A proposta do governo dos Estados Unidos de impor uma tarifa adicional de 25% sobre produtos brasileiros gera preocupação na indústria nacional, conforme avaliação da Confederação Nacional da Indústria (CNI). Em nota, a entidade ressalta que a medida pode prejudicar as exportações brasileiras e impactar as cadeias produtivas de ambos os países. A proposta foi apresentada pelo Escritório do Representante Comercial dos Estados Unidos (USTR).
Segundo a CNI, a tarifa adicional pode afetar negativamente a relação econômica bilateral. A entidade defende a ampliação do diálogo entre Brasil e Estados Unidos para buscar alternativas à medida.
“A relação econômica entre Brasil e Estados Unidos é estratégica, sólida e construída ao longo de décadas. A possível adoção das tarifas adicionais prejudicará a indústria brasileira e o mercado norte-americano. O momento exige diálogo e análise técnica. De nossa parte, estamos prontos para contribuir nas negociações”, declarou Alban.
Alban também destacou que a proposta ignora a integração das cadeias produtivas entre os dois países.
“Uma decisão tão genérica, repleta de injustiças. Temos máquinas e equipamentos que se complementam, inclusive com vendas intercompanias americanas, como máquinas para o agronegócio, motores que não são facilmente substituíveis. Temos ainda madeiras engenheiradas e diversos outros itens fundamentais que precisamos preservar”, enfatizou o presidente da CNI.

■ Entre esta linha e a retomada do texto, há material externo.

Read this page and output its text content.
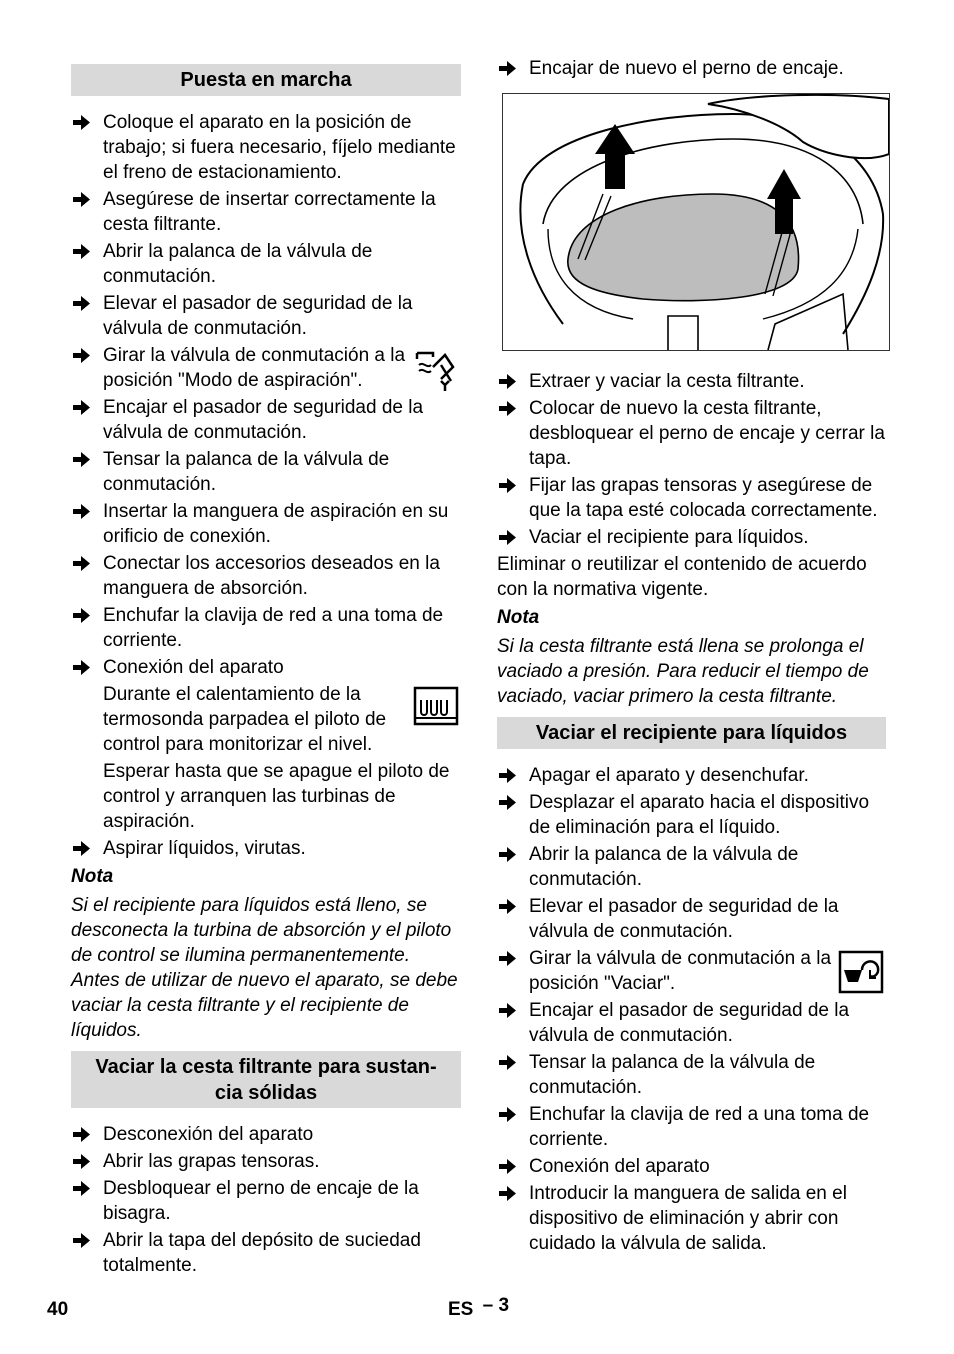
Puesta en marcha
Coloque el aparato en la posición de trabajo; si fuera necesario, fíjelo mediante el freno de estacionamiento.
Asegúrese de insertar correctamente la cesta filtrante.
Abrir la palanca de la válvula de conmutación.
Elevar el pasador de seguridad de la válvula de conmutación.
Girar la válvula de conmutación a la posición "Modo de aspiración".
Encajar el pasador de seguridad de la válvula de conmutación.
Tensar la palanca de la válvula de conmutación.
Insertar la manguera de aspiración en su orificio de conexión.
Conectar los accesorios deseados en la manguera de absorción.
Enchufar la clavija de red a una toma de corriente.
Conexión del aparato
Durante el calentamiento de la termosonda parpadea el piloto de control para monitorizar el nivel.
Esperar hasta que se apague el piloto de control y arranquen las turbinas de aspiración.
Aspirar líquidos, virutas.
Nota
Si el recipiente para líquidos está lleno, se desconecta la turbina de absorción y el piloto de control se ilumina permanentemente. Antes de utilizar de nuevo el aparato, se debe vaciar la cesta filtrante y el recipiente de líquidos.
Vaciar la cesta filtrante para sustan-
cia sólidas
Desconexión del aparato
Abrir las grapas tensoras.
Desbloquear el perno de encaje de la bisagra.
Abrir la tapa del depósito de suciedad totalmente.
Encajar de nuevo el perno de encaje.
Extraer y vaciar la cesta filtrante.
Colocar de nuevo la cesta filtrante, desbloquear el perno de encaje y cerrar la tapa.
Fijar las grapas tensoras y asegúrese de que la tapa esté colocada correctamente.
Vaciar el recipiente para líquidos.
Eliminar o reutilizar el contenido de acuerdo con la normativa vigente.
Nota
Si la cesta filtrante está llena se prolonga el vaciado a presión. Para reducir el tiempo de vaciado, vaciar primero la cesta filtrante.
Vaciar el recipiente para líquidos
Apagar el aparato y desenchufar.
Desplazar el aparato hacia el dispositivo de eliminación para el líquido.
Abrir la palanca de la válvula de conmutación.
Elevar el pasador de seguridad de la válvula de conmutación.
Girar la válvula de conmutación a la posición "Vaciar".
Encajar el pasador de seguridad de la válvula de conmutación.
Tensar la palanca de la válvula de conmutación.
Enchufar la clavija de red a una toma de corriente.
Conexión del aparato
Introducir la manguera de salida en el dispositivo de eliminación y abrir con cuidado la válvula de salida.
40	ES – 3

Dados da CNI indicam que as exportações brasileiras de bens da indústria de transformação para os Estados Unidos totalizaram US$ 30,2 bilhões em 2025, o que representa uma queda de 4,2% em relação ao ano anterior.
O estudo também mostra que, entre os 15 principais setores exportadores, nove apresentaram retração. Os maiores declínios ocorreram nos setores de produtos metálicos (-31,6%), madeira (-20%), celulose e papel (-19,9%) e veículos automotores (-17,6%).
A proposta de tarifa surge em meio ao aumento das tensões comerciais entre Brasil e Estados Unidos. Desde 2025, o governo norte-americano intensificou investigações sobre práticas comerciais brasileiras e aplicou medidas tarifárias a determinados produtos importados. Para o presidente da CNI, a decisão atual não tem caráter político, “mas sim econômico, com suas nuances”, afirmou.
Defesa comercial
Para Ricardo Alban, o Brasil precisa fortalecer sua política de defesa comercial em conjunto com o setor produtivo para proteger setores estratégicos da economia e aumentar a competitividade da indústria nacional.
O presidente da CNI defende a incorporação da defesa comercial na política industrial e o fortalecimento de cadeias produtivas consideradas estratégicas para o país. “O Brasil precisa se dedicar, de forma compartilhada com o setor produtivo, à verdadeira defesa comercial. Estados Unidos, Europa, Japão e China fazem isso, e nós precisamos fazer também. É necessário analisar seriamente os processos. Devemos nos preocupar com as cadeias de valor relevantes, não apenas estrategicamente, mas economicamente para o país, para evitar premiar ineficiências e sim valorizar o que é essencial para manter o Brasil competitivo. E assim sim, garantimos a soberania. E a soberania é conquistada com cadeias de valor”, ressaltou Alban.
Espaço para negociação
Apesar da preocupação com a proposta tarifária, a CNI avalia que ainda há espaço para negociação. No dia 6 de julho, o USTR realizará uma audiência pública para debater o tema e receber contribuições por escrito de governos, entidades e empresas interessadas.
Para a confederação, a expectativa da indústria é que o Brasil aproveite essa oportunidade para apresentar argumentos técnicos que ajudem a uma avaliação mais equilibrada da medida.
Além das negociações com os Estados Unidos, Alban defendeu o avanço em acordos comerciais e tributários com parceiros estratégicos como México, Canadá, Japão e Reino Unido.
A CNI informou ainda que continuará acompanhando as discussões e atuando junto às autoridades brasileiras e norte-americanas para buscar soluções que preservem a parceria econômica entre os dois países e minimizem os impactos para o setor produtivo.